Funmilayo Ransome-Kuti remembered in a Google Doodle

Funmilayo Ransome-Kuti remembered in a Google Doodle on what would have been her 77th birthday.

Funmilayo Ransome-Kuti remembered in a Google Doodle

Funmilayo Ransome-Kuti Biography, Age, Awards, Death

Funmilayo Anikulapo-Kuti, was a teacher, political campaigner, women’s rights activist and traditional aristocrat in Nigeria. She served with distinction as one of the most prominent leaders of her generation.
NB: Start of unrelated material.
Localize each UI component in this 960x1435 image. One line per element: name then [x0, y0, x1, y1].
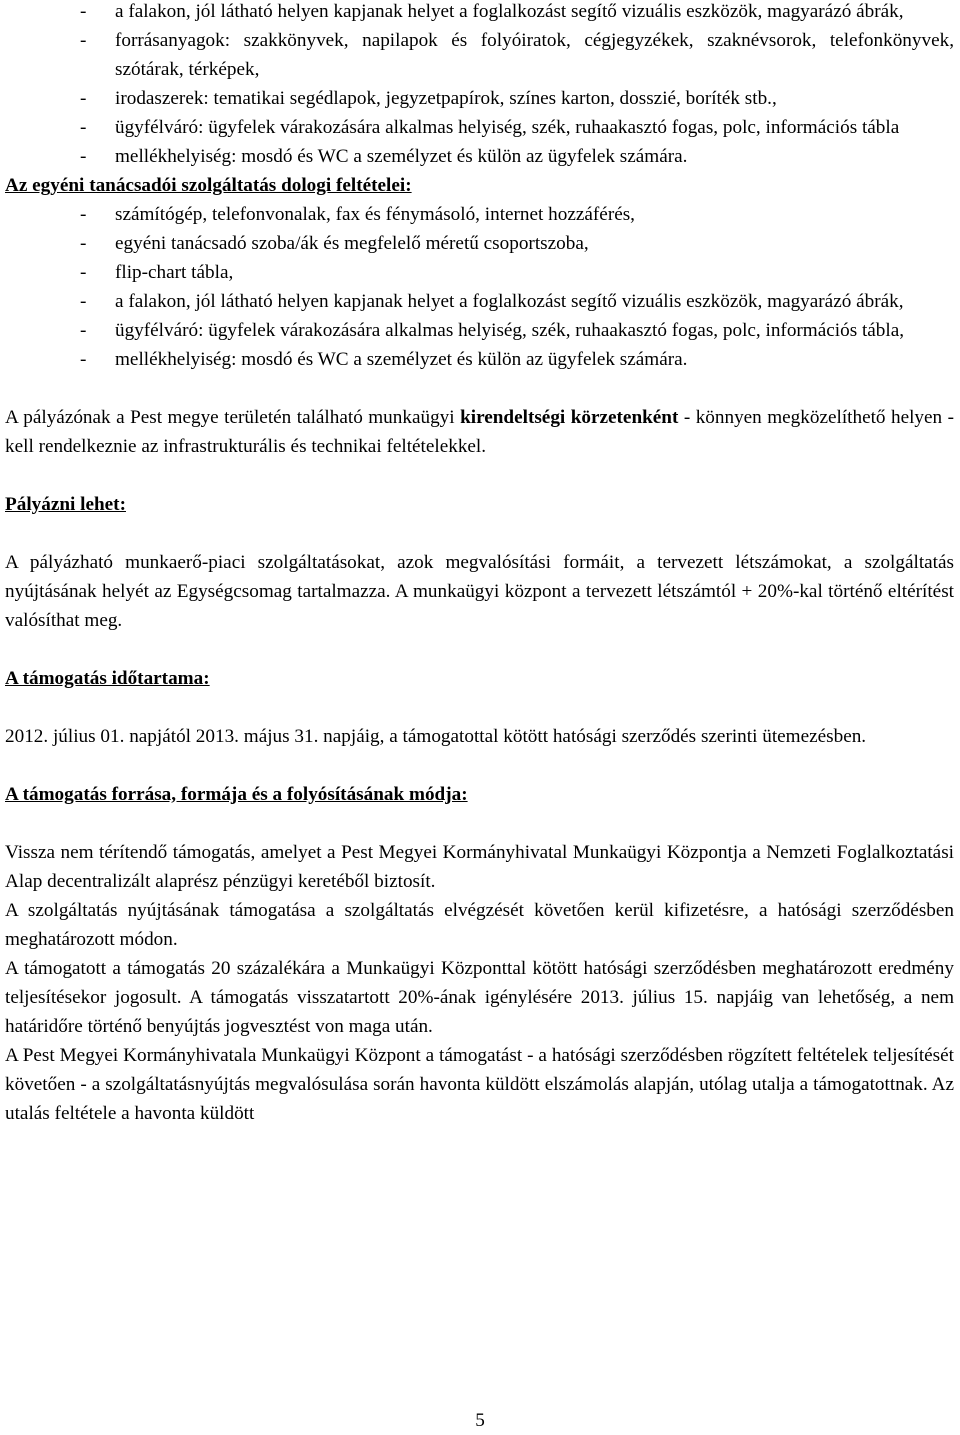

She was also the first woman in the country to drive a car.

Born as Francis Abigail Olufunmilayo Thomas, she was the first female student at the Abeokuta Grammar School (a secondary school), which she attended from 1914 to 1917. Ransome-Kuti’s political activism led to her being described as the doyenne of female rights in Nigeria, as well as to her being regarded as “The Mother of Africa.” Early on, she was a very powerful force advocating for the Nigerian woman’s right to vote. She was described in 1947, by the West African Pilot, as the “Lioness of Lisabi” for her leadership of the women of the Egba people on a campaign against their arbitrary taxation. That struggle led to the abdication of the high king Oba Ademola II in 1949.

Funmilayo Ransome-Kuti remembered in a Google Doodle

Kuti was the mother of the Nigerian activists Fela Anikulapo Kuti, a musician; Beko Ransome-Kuti, a doctor; and Professor Olikoye Ransome-Kuti, a doctor and health minister. She was also grandmother to musicians Seun Kuti and Femi Kuti. She is highly regarded in her native Nigeria for notable acts as an African woman.

Ransome-Kuti received the national honour of membership in the Order of the Niger in 1965. The University of Ibadan bestowed upon her the honorary doctorate of laws in 1968. She also held a seat in the Western House of Chiefs of Nigeria as an Oloye of the Yoruba people.

In old age her activism was overshadowed by that of her three sons, who provided effective opposition to various Nigerian military juntas. In 1978 Ransome-Kuti was thrown from a third-floor window in her son Fela’s compound, a commune known as the Kalakuta Republic, when it was stormed by one thousand armed military personnel. She lapsed into a coma in February of that year, and died on 13 April 1978 as a result of her injuries.

After Ransome-Kuti’s death, Fela took her coffin and travelled nearly twenty kilometers to Dodan Barracks in Lagos (then Nigeria’s Supreme Military Headquarters), leaving the coffin at the gate in an attempt to shame the government. The invasion, her death, and the movement of the coffin is detailed in his song “Coffin for Head of State”.